Pen is a hard character to place. You feel the ache of her life: one that seems perfect but doesn’t quite fit her like it should. She seems capable of much more than you expect – she did set out to stalk someone, after all – but remains human all the while, messing up her vengeance in small, sighted ways, then taking more risks, until the real-life Kathleen Nancarrow – beautiful, smart, charming Kathleen Nancarrow – changes her gameplan entirely.
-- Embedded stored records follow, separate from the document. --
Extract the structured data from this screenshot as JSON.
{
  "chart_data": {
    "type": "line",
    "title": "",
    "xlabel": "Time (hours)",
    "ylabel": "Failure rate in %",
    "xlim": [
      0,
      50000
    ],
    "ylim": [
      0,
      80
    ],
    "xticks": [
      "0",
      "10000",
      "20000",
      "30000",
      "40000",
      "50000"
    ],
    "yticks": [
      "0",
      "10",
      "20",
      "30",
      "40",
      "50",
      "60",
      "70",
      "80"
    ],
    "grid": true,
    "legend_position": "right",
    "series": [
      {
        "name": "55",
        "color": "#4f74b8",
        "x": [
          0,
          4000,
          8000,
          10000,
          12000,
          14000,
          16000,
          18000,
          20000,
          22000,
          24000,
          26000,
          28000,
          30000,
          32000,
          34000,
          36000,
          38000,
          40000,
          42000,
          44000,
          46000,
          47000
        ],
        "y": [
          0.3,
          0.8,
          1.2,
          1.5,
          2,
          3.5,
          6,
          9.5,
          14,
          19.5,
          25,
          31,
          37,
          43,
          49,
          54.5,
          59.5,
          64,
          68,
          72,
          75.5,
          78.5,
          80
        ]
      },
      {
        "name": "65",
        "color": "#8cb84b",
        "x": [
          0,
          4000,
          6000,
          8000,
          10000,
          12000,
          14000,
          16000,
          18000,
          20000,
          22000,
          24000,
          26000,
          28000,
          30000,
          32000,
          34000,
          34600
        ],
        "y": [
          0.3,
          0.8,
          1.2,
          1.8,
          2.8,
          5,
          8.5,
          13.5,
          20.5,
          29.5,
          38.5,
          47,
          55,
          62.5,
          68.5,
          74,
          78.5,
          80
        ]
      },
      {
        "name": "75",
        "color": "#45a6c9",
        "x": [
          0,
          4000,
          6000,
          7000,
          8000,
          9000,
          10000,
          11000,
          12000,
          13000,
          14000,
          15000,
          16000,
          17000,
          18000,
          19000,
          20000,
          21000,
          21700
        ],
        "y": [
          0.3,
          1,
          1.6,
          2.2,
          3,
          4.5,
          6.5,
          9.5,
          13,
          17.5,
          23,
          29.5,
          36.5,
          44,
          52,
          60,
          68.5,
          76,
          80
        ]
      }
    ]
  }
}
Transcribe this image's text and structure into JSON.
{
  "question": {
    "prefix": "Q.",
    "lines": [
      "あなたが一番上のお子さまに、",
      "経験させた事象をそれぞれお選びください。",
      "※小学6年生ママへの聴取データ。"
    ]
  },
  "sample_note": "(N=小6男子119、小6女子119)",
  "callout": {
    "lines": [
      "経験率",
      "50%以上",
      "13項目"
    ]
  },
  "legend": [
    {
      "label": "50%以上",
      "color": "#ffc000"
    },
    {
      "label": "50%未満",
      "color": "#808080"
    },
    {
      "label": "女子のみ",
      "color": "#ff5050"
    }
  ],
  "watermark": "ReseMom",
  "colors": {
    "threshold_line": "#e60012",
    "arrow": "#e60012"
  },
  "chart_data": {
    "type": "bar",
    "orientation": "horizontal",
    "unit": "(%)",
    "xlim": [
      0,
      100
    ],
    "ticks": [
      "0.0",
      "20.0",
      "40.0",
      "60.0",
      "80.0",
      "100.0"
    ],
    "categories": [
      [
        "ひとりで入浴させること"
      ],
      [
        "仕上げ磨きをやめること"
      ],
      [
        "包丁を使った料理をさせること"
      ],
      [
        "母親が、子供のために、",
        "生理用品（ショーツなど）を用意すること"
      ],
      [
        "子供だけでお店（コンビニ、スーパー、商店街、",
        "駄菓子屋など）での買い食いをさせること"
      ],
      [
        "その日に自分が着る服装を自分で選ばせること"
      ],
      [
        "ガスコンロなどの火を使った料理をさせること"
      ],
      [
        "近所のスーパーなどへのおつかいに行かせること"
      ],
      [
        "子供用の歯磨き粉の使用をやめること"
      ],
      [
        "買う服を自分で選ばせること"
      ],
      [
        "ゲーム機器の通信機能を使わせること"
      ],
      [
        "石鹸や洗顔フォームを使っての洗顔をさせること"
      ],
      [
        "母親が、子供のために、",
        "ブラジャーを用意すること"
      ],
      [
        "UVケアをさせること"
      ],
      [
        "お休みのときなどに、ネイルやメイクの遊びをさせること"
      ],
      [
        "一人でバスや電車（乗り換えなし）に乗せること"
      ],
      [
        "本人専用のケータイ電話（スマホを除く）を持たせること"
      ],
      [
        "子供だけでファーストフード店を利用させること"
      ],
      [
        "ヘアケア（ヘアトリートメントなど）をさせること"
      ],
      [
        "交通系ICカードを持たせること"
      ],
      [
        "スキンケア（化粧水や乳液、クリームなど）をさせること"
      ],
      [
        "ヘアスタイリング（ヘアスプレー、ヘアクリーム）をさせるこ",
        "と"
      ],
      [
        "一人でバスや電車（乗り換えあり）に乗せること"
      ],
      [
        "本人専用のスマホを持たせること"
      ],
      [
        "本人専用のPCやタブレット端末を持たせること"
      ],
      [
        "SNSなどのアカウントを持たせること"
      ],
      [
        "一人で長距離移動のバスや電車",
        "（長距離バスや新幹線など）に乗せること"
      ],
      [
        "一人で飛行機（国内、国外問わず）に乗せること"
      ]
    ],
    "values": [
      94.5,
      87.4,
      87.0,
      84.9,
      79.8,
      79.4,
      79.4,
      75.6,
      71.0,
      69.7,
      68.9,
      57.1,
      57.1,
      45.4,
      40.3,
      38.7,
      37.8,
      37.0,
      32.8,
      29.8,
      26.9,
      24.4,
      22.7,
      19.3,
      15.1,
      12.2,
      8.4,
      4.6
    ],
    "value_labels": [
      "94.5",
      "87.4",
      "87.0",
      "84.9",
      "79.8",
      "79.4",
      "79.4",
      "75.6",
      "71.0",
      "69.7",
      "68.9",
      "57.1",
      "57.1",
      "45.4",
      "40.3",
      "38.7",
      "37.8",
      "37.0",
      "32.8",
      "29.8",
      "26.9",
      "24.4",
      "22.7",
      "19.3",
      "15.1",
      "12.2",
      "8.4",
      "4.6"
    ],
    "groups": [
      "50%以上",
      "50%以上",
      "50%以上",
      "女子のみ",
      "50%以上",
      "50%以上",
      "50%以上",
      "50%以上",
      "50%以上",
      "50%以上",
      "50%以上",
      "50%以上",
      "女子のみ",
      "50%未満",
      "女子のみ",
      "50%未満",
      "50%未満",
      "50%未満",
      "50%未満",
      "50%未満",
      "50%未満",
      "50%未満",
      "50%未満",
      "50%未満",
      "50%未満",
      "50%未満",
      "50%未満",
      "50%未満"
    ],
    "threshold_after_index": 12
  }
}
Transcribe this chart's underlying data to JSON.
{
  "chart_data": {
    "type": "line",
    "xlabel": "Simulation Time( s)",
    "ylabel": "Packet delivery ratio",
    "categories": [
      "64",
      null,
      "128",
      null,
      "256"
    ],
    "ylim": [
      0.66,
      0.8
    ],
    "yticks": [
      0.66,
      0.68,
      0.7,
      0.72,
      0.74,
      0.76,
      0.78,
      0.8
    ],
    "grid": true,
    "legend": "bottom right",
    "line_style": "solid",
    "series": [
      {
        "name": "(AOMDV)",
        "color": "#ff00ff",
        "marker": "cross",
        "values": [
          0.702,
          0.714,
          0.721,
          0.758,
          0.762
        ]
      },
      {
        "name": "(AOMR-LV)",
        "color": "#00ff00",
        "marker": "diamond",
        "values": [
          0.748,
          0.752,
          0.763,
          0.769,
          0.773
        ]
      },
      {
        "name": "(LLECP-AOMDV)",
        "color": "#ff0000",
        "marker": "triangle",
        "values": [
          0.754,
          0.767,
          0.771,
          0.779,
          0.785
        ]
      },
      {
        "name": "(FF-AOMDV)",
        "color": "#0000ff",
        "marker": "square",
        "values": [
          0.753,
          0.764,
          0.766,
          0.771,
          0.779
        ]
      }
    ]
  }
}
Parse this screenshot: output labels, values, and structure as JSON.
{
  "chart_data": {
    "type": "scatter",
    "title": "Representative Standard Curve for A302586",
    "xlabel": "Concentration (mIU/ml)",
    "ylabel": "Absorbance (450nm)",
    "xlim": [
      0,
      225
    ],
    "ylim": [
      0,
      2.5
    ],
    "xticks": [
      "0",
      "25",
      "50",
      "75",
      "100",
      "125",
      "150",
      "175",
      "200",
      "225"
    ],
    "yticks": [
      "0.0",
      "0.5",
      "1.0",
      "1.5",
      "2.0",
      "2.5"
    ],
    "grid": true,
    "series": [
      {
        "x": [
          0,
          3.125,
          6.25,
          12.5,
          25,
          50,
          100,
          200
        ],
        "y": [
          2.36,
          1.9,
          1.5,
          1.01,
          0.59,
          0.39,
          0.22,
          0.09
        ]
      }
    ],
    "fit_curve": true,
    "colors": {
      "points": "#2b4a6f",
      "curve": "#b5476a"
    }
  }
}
Ryan’s publisher, Transit Lounge, have a real knack for finding things that feel quite modern and fresh (there’s a word I don’t like using, but feels apt all the same) and Australian; it floods every page. There’s local vernacular, but natural, not to make you cringe; there are trees, and landscape, and wildlife that flits in and out of a university cafe. There is passion, and that life-sized claustrophobia that your world can induce.